NEEVE teilen auf ihrem Debütalbum ihr persönliches chaos of my mind mit der Welt - und exportieren feinsten Indiepop.
Foto: Pauline Bonnke |
Im Gepäck das Album
Die Band wurde 2018 von den Cousins Felix, Axel, Marius und Philipp gegründet
und ist momentan auf erster eigener Tour durch Deutschland, bevor es die Stuttgarter im Winter nach Großbritannien verschlägt.
Nach
eigenen Aussagen sei es besonders schwer gewesen als deutsche Band mit
englischen Texten in der Musikindustrie Fuß zu fassen. Doch mit ihrem Debütalbum chaos of my mind ist
ihnen das gelungen: ein Indiepop-Album, das nachdenklich und traurig, aber tanzbar ist.
Keine Scheu vor Tabus
Das Album deckt mit seinen zwölf Tracks ein breites Spektrum an Themen ab. Ob es
nun die Verarbeitung der ADHS-Diagnose des Frontsängers Felix ist, toxische Männlichkeit oder Depressionen - NEEVE sprechen Tabuthemen an, die
einem schwer im Magen liegen. Doch durch die teilweise negativen Lyrics schimmern mit den beschwingten Sounds auch hoffnungsvolle Töne durch. Mit ehrlichen, melancholischen, sowie offenen Texten brechen die Jungs Tabus.
Familienname: NEEVE
Das
familiäre Gefühl zeigt sich nicht nur durch die Verwandtschaft der zwei Brüderpaare, sondern ebenso durch den Bandnamen NEEVE, welcher ein
fiktiver Familienname für die Gruppe sein soll.

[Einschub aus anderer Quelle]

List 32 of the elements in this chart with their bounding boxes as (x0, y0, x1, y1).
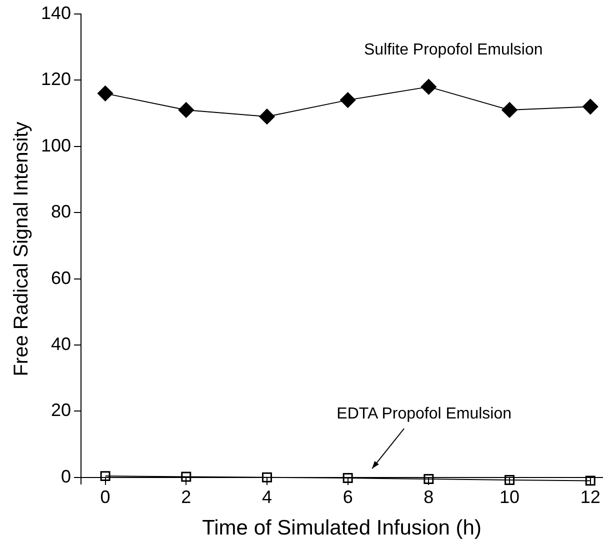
point (259, 108, 275, 124)
y-tick-label: 40 (51, 334, 72, 354)
y-axis-title: Free Radical Signal Intensity (10, 122, 33, 376)
point (98, 86, 114, 102)
point (424, 474, 434, 484)
point (502, 102, 518, 118)
x-tick-label: 12 (580, 487, 600, 508)
text: Sulfite Propofol Emulsion (364, 42, 543, 59)
point (504, 475, 515, 486)
y-tick-label: 0 (61, 466, 72, 486)
y-tick-label: 100 (40, 135, 72, 156)
text: EDTA Propofol Emulsion (336, 406, 512, 423)
y-tick-label: 80 (51, 202, 72, 222)
y-tick-label: 20 (51, 400, 72, 420)
point (262, 472, 272, 482)
x-axis-title: Time of Simulated Infusion (h) (202, 516, 482, 540)
point (178, 102, 194, 118)
point (340, 92, 356, 108)
y-tick-label: 140 (40, 2, 72, 23)
point (420, 79, 436, 95)
x-tick-label: 8 (424, 487, 434, 508)
y-tick-label: 60 (51, 268, 72, 288)
y-tick-label: 120 (40, 69, 72, 90)
point (100, 471, 110, 482)
point (582, 98, 598, 114)
x-tick-label: 0 (100, 487, 110, 508)
x-tick-label: 10 (500, 487, 520, 508)
x-tick-label: 2 (181, 487, 192, 508)
point (181, 472, 192, 482)
x-tick-label: 6 (342, 487, 353, 508)
x-tick-label: 4 (262, 487, 272, 508)
point (342, 473, 353, 484)
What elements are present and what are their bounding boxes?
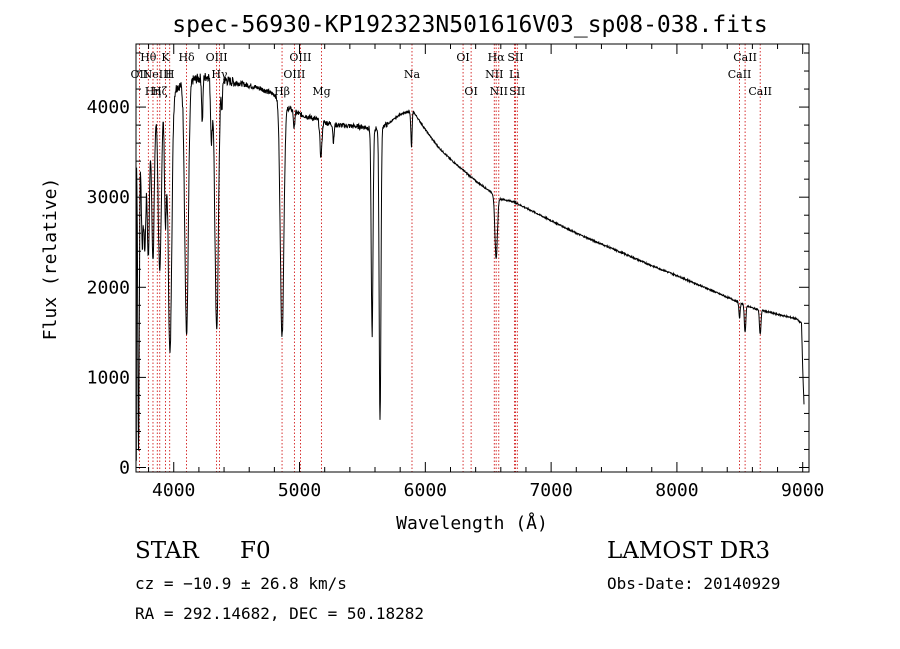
y-tick-label: 4000 xyxy=(87,97,130,118)
chart-title: spec-56930-KP192323N501616V03_sp08-038.f… xyxy=(172,12,767,38)
line-marker-label: CaII xyxy=(728,68,752,81)
object-subclass: F0 xyxy=(240,538,271,564)
x-tick-label: 5000 xyxy=(278,480,321,501)
coordinates-readout: RA = 292.14682, DEC = 50.18282 xyxy=(135,604,424,623)
line-marker-label: OI xyxy=(456,51,469,64)
obs-date: Obs-Date: 20140929 xyxy=(607,574,781,593)
line-marker-label: NII xyxy=(490,85,508,98)
y-tick-label: 2000 xyxy=(87,277,130,298)
plot-frame xyxy=(135,43,810,473)
line-marker-label: Li xyxy=(509,68,520,81)
spectrum-line xyxy=(135,72,805,461)
x-tick-label: 6000 xyxy=(404,480,447,501)
line-marker-label: Hγ xyxy=(211,68,228,81)
line-marker-label: Hζ xyxy=(152,85,168,98)
line-marker-label: OIII xyxy=(206,51,228,64)
x-tick-label: 8000 xyxy=(655,480,698,501)
line-marker-label: NeIII xyxy=(143,68,172,81)
axis-ticks-layer: 4000 5000 6000 7000 8000 9000 0 1000 2000 3000 400… xyxy=(87,44,824,501)
x-tick-label: 9000 xyxy=(781,480,824,501)
line-marker-label: Hα xyxy=(488,51,506,64)
line-marker-label: Hδ xyxy=(178,51,195,64)
x-tick-label: 7000 xyxy=(529,480,572,501)
line-marker-label: K xyxy=(161,51,170,64)
x-tick-label: 4000 xyxy=(152,480,195,501)
line-marker-label: Hβ xyxy=(274,85,290,98)
object-class: STAR xyxy=(135,538,199,564)
line-marker-label: H xyxy=(165,68,175,81)
line-marker-label: SII xyxy=(509,85,525,98)
line-marker-label: Hη xyxy=(145,85,161,98)
line-marker-label: SII xyxy=(507,51,523,64)
line-marker-label: OIII xyxy=(283,68,305,81)
line-marker-label: OIII xyxy=(289,51,311,64)
x-axis-label: Wavelength (Å) xyxy=(396,512,548,534)
line-marker-label: OI xyxy=(464,85,477,98)
line-marker-label: NII xyxy=(485,68,503,81)
line-marker-label: CaII xyxy=(748,85,772,98)
y-tick-label: 3000 xyxy=(87,187,130,208)
line-marker-label: Hθ xyxy=(140,51,157,64)
y-tick-label: 0 xyxy=(119,457,130,478)
y-tick-label: 1000 xyxy=(87,367,130,388)
line-marker-label: OII xyxy=(131,68,149,81)
line-marker-label: Na xyxy=(404,68,421,81)
velocity-readout: cz = −10.9 ± 26.8 km/s xyxy=(135,574,347,593)
survey-label: LAMOST DR3 xyxy=(607,538,771,564)
line-markers-layer xyxy=(138,44,761,472)
line-marker-label: Mg xyxy=(312,85,330,98)
line-marker-label: CaII xyxy=(733,51,757,64)
y-axis-label: Flux (relative) xyxy=(40,178,61,341)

Im Song "this
got me staying" geht es um die Beziehung der Brüder Felix (Gesang,
Drums) und Axel (Gitarre, Piano, Produktion). In Geschwisterbeziehungen
liegen Liebe und Hass bekanntlich nah beieinander und nicht selten gibt es
Streit, insbesondere wenn die Personen sich sehr ähnlich sind.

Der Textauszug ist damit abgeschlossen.